Having so many original Supreme forebears under one roof again painted a picture not only of how far the brand’s come, but also New York skater fashion as a worldwide aesthetic and point of view. The roots may remain the same, but it’s grown into something so big — so ubiquitous — that even New York might not be able to call it it’s own anymore.
“When I went to the shop for the first time before it opened, it was like something I’d never seen before,” said Peter Bici, one of the original Supreme team skaters. “It was clean and high-end. It was different; it was new; no one had it.”
As Bici said this, his son, who wore a mini-me Supreme shirt, balanced on a skateboard as tall as himself the middle of the store. Meanwhile, his five-year-old daughter sat on his hip wearing a fringe faux-leather jacket and leopard-print leggings — an outfit I couldn’t pull off in my wildest dreams. When I asked her if she liked Supreme, she said yes without hesitation.

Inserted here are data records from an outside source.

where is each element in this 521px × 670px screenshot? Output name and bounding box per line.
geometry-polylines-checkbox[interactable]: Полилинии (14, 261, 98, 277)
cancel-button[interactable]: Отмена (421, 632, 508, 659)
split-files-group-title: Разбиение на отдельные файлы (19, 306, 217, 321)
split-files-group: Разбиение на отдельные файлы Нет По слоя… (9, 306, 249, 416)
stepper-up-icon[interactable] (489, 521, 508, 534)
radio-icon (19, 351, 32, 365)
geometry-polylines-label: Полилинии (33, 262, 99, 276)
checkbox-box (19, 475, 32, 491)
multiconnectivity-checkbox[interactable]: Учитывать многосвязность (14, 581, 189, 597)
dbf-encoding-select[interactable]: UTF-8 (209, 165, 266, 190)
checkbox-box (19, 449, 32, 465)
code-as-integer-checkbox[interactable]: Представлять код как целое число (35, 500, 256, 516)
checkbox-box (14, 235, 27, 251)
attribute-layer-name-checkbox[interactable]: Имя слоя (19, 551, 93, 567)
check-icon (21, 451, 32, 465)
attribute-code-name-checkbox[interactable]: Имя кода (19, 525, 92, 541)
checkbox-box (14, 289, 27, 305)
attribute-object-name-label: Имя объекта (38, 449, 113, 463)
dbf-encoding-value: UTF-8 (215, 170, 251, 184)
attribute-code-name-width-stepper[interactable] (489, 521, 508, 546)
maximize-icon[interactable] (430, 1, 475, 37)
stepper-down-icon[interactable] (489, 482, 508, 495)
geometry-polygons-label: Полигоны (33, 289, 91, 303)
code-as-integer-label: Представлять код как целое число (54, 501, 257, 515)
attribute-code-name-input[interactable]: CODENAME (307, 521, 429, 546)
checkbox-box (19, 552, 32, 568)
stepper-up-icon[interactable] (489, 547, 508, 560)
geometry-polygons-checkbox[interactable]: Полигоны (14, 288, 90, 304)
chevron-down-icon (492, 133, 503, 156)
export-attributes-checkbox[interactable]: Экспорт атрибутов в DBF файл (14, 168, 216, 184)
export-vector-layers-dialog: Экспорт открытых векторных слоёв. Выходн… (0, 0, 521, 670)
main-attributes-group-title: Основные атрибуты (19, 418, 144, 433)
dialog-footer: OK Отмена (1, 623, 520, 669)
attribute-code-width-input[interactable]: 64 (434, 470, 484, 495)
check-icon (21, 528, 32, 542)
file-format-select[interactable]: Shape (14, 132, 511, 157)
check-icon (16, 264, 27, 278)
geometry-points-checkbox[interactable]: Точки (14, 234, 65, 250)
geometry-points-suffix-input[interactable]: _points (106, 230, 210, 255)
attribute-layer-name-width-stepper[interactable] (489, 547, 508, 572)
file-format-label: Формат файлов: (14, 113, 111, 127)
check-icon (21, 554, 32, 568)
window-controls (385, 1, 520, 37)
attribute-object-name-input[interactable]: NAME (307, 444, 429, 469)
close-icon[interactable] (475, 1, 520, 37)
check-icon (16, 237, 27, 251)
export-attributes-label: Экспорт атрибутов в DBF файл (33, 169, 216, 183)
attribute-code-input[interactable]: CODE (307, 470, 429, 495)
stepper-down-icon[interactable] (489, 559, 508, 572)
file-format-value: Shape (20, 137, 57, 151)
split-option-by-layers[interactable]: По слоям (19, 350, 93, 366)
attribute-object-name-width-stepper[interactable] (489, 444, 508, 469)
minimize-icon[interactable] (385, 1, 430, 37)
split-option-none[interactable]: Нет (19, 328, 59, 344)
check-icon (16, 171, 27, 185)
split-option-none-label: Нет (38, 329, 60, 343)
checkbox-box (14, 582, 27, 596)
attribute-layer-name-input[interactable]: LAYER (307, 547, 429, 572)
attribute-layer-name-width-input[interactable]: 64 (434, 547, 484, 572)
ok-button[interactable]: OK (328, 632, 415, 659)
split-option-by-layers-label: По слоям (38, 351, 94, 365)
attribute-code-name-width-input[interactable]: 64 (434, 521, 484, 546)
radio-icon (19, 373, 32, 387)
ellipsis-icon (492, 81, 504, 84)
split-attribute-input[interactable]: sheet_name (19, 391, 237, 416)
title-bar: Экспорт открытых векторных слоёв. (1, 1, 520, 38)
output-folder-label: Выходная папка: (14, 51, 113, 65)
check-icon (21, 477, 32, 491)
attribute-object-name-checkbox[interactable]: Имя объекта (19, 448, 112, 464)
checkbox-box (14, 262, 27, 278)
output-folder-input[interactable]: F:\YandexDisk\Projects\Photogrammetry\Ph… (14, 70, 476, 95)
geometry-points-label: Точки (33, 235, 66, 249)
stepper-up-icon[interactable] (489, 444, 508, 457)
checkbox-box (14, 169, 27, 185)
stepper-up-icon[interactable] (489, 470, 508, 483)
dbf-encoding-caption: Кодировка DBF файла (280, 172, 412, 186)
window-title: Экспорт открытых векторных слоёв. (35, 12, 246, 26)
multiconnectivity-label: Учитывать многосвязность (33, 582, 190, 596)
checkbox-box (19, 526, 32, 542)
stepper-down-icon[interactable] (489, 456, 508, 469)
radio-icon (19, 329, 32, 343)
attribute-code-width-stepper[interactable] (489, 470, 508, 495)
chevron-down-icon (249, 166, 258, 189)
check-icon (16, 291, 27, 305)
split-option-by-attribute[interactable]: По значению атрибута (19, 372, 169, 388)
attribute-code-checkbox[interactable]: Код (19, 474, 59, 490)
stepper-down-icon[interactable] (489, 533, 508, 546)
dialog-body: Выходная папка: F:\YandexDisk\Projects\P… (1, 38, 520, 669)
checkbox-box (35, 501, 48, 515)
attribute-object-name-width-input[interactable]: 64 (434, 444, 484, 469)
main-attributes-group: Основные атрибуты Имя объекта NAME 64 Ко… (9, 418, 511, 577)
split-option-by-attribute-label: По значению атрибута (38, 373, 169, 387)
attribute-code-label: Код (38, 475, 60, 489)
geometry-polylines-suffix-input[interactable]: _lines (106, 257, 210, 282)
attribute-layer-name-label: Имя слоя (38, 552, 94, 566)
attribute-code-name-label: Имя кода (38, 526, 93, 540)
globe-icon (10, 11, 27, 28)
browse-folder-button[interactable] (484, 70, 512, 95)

“What I like to say is: Supreme is bigger today than it was yesterday,” Bici added. “Tomorrow, it will be the same thing.”
Sure enough, when the cops arrived at around 9 p.m., the crowd from the store had overflowed into the street, but the scene was still cool, calm, and collected. “We need you to move onto the sidewalk,” said one officer. Sure, no problem at all; we’re not here to make trouble.
Inside, however, standing around the rim of the bowl, the next generation was being given a gentle shove off the edge.